OK, time for a demo:

rhaas=# \timing
Timing is on.
rhaas=# select * from pgbench_accounts where filler like '%a%';
aid | bid | abalance | filler
-----+-----+----------+--------

(0 rows)

Time: 743.061 ms
rhaas=# set max_parallel_degree = 4;
SET
Time: 0.270 ms
rhaas=# select * from pgbench_accounts where filler like '%a%';
aid | bid | abalance | filler
-----+-----+----------+--------
(0 rows)

Time: 213.412 ms

Here's how the plan looks:

rhaas=# explain (costs off) select * from pgbench_accounts where filler like '%a%';
                 QUERY PLAN
---------------------------------------------
Gather
   Number of Workers: 4
   -> Parallel Seq Scan on pgbench_accounts
         Filter: (filler ~~ '%a%'::text)
(4 rows)

The Gather node launches a number of workers, and those workers all execute the subplan in parallel.
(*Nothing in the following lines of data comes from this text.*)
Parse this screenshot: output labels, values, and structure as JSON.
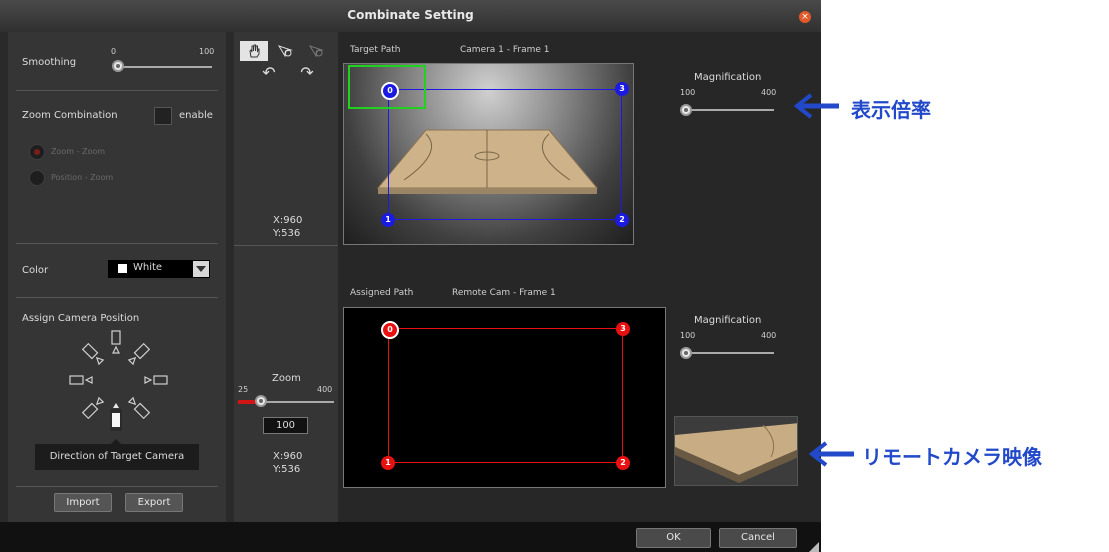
{
  "window": {
    "title": "Combinate Setting",
    "close_glyph": "×"
  },
  "smoothing": {
    "label": "Smoothing",
    "min": "0",
    "max": "100",
    "value": 0
  },
  "zoom_combination": {
    "label": "Zoom Combination",
    "enable_label": "enable",
    "options": [
      "Zoom - Zoom",
      "Position - Zoom"
    ]
  },
  "color": {
    "label": "Color",
    "value": "White"
  },
  "assign_camera": {
    "label": "Assign Camera Position",
    "tooltip": "Direction of Target Camera"
  },
  "buttons": {
    "import": "Import",
    "export": "Export",
    "ok": "OK",
    "cancel": "Cancel"
  },
  "toolbar": {
    "undo_glyph": "↶",
    "redo_glyph": "↷"
  },
  "target": {
    "path_label": "Target Path",
    "camera_label": "Camera 1 - Frame 1",
    "coords_x": "X:960",
    "coords_y": "Y:536",
    "points": [
      "0",
      "1",
      "2",
      "3"
    ],
    "magnification": {
      "label": "Magnification",
      "min": "100",
      "max": "400",
      "value": 100
    }
  },
  "assigned": {
    "path_label": "Assigned Path",
    "camera_label": "Remote Cam - Frame 1",
    "coords_x": "X:960",
    "coords_y": "Y:536",
    "points": [
      "0",
      "1",
      "2",
      "3"
    ],
    "magnification": {
      "label": "Magnification",
      "min": "100",
      "max": "400",
      "value": 100
    }
  },
  "zoom": {
    "label": "Zoom",
    "min": "25",
    "max": "400",
    "value": "100"
  },
  "annotations": {
    "magnification_jp": "表示倍率",
    "remote_cam_jp": "リモートカメラ映像"
  },
  "colors": {
    "target_path": "#1a1ae0",
    "assigned_path": "#e81010",
    "highlight": "#22d022",
    "annotation": "#2149c9"
  }
}
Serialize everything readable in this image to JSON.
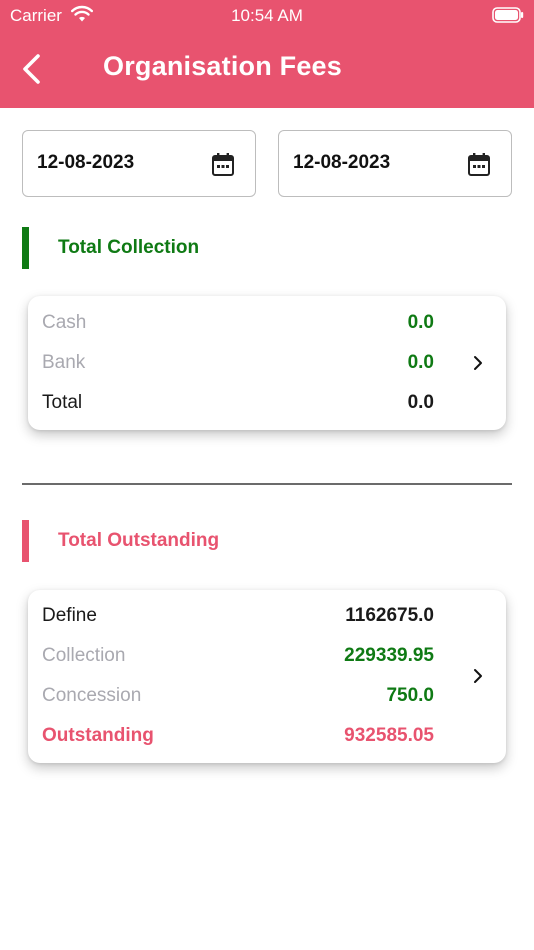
{
  "status_bar": {
    "carrier": "Carrier",
    "time": "10:54 AM"
  },
  "header": {
    "title": "Organisation Fees",
    "back_icon": "chevron-left-icon"
  },
  "filters": {
    "from_date": "12-08-2023",
    "to_date": "12-08-2023",
    "date_icon": "calendar-icon"
  },
  "collection": {
    "title": "Total Collection",
    "rows": [
      {
        "label": "Cash",
        "value": "0.0"
      },
      {
        "label": "Bank",
        "value": "0.0"
      },
      {
        "label": "Total",
        "value": "0.0"
      }
    ]
  },
  "outstanding": {
    "title": "Total Outstanding",
    "rows": [
      {
        "label": "Define",
        "value": "1162675.0"
      },
      {
        "label": "Collection",
        "value": "229339.95"
      },
      {
        "label": "Concession",
        "value": "750.0"
      },
      {
        "label": "Outstanding",
        "value": "932585.05"
      }
    ]
  },
  "colors": {
    "brand": "#e8536f",
    "positive": "#0f7a14",
    "muted": "#a9a9b0"
  }
}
Because the subplan is a Parallel Seq Scan rather than an ordinary Seq Scan, the workers coordinate with each other so that each block in the relation is scanned just once. Each worker therefore produces on a subset of the final result set, and the Gather node collects all of those results.

One rather enormous limitation of the current feature is that we only generate Gather nodes immediately on top of Parallel Seq Scan nodes. This means that this feature doesn't currently work for inheritance hierarchies (which are used to implement partitioned tables) because there would be an Append node in between. Nor is it possible to push a join down into the workers at present. The executor infrastructure is capable of running plans of either type, but the planner is currently too stupid to generate them. This is something I'm hoping to fix before we run out of time in the 9.6 release cycle, but we'll see how that goes. With things as they are, about the only case that benefits from this feature is a sequential scan of a table that cannot be index-accelerated but can be made faster by having multiple workers test the filter condition in parallel. Pushing joins beneath the Gather node would make this much more widely applicable.

Also, my experience so far is that adding a few workers tends to help a lot, but the benefits do not scale very well to a large number of workers. More investigation is needed to figure out why this is happening and how to improve on it. As you can see, even a few workers can improve performance quite a bit, so this isn't quite so critical to address as the previous limitation. However, it would be nice to improve it as much as we can; CPU counts are growing all the time!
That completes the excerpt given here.